JOLED, an organic light-emitting diode display company created through a merger of Panasonic and Sony operations, said Monday it has filed for court protection with debt totaling ¥33.7 billion ($260 million).

The company said it will pull out of the display manufacturing business and close its factories in Ishikawa and Chiba prefectures. Regarding its roughly 380 employees, the struggling venture said it will lay off about 280 who are not involved in development.

The company had suffered from weakened demand for OLEDs and increased competition with its rivals, it said, while adding that it took more time and cost than expected to achieve stable production.

Japan Display, a former shareholder of the company and a maker of liquid crystal displays, will take over its technological development business, it said.
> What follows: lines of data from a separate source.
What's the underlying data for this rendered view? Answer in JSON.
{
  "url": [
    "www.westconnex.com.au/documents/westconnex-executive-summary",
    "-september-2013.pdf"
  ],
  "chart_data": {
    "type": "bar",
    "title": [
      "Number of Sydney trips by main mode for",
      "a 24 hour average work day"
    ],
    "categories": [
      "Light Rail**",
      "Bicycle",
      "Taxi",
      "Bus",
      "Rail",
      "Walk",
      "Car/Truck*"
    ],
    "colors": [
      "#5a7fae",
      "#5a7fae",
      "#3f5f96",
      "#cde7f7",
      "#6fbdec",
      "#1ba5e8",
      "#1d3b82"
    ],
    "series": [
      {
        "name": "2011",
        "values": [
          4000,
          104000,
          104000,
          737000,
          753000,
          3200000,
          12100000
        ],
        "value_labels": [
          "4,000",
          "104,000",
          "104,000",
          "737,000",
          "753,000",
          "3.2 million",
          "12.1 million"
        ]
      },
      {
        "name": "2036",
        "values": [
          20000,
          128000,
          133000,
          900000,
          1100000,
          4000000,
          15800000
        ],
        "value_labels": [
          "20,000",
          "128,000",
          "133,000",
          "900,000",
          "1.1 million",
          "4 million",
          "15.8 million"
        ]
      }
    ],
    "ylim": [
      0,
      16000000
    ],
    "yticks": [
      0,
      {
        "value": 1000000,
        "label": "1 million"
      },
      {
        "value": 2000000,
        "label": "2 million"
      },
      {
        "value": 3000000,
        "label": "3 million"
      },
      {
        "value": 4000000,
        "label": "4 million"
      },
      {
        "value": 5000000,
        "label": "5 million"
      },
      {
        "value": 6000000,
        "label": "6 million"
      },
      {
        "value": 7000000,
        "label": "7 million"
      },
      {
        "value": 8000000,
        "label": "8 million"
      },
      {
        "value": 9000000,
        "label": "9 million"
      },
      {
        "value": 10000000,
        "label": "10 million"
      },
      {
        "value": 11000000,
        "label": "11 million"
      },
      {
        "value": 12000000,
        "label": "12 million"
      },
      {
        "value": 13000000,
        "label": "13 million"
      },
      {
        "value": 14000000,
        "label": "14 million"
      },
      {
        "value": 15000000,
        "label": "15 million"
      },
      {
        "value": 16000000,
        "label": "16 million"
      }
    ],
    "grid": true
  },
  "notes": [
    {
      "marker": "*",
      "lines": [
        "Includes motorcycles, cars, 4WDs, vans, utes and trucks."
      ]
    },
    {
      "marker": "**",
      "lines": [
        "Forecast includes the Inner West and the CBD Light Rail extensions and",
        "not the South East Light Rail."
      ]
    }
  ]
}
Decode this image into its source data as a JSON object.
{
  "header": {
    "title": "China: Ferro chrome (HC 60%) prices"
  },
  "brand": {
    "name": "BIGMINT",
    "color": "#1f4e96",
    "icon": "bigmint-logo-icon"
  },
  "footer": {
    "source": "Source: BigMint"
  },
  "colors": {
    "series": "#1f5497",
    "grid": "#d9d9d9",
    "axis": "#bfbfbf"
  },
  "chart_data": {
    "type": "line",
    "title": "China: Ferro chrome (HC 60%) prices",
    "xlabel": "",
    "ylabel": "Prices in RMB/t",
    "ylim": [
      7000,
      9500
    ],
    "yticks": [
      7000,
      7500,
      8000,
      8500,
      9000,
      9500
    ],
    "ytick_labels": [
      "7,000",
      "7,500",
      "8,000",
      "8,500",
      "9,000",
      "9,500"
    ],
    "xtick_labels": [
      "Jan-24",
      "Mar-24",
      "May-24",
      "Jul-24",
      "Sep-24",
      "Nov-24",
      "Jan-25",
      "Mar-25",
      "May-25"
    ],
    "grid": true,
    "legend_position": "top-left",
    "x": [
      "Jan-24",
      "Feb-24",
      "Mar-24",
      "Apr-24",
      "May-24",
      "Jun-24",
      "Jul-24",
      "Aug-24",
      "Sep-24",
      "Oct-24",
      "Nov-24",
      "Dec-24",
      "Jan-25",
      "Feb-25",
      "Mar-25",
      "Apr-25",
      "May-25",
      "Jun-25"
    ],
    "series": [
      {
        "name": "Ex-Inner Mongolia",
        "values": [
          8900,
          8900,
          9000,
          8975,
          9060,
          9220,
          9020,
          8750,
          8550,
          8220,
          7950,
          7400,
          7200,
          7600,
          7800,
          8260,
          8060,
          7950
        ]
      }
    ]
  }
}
The move comes despite a vast amount of funding from state-backed fund INCJ. The fund has long supported JOLED, betting on its potential. The total amount of its financial support amounts to about ¥140 billion.

"It breaks my heart that JOLED had to decide to file for court protection," said Mikihide Katsumata, president of Innovation Network Corporation of Japan (INCJ), in a statement.

JOLED was set up in 2015 by Panasonic, Sony, INCJ and Japan Display, merging the two Japanese tech giants' OLED operations to compete against Asian rivals.

The idea was to cut into a display market dominated by South Korean and Chinese makers with thinner, energy-saving OLEDs. But it struggled with mass production and could not beat cheaper rival products, leaving the company with no choice but to seek court protection.

INCJ is the top shareholder of JOLED, with a 56.8% stake, according to Japan Display. Among other major shareholders, car parts manufacturer Denso owns 16.1% of the company.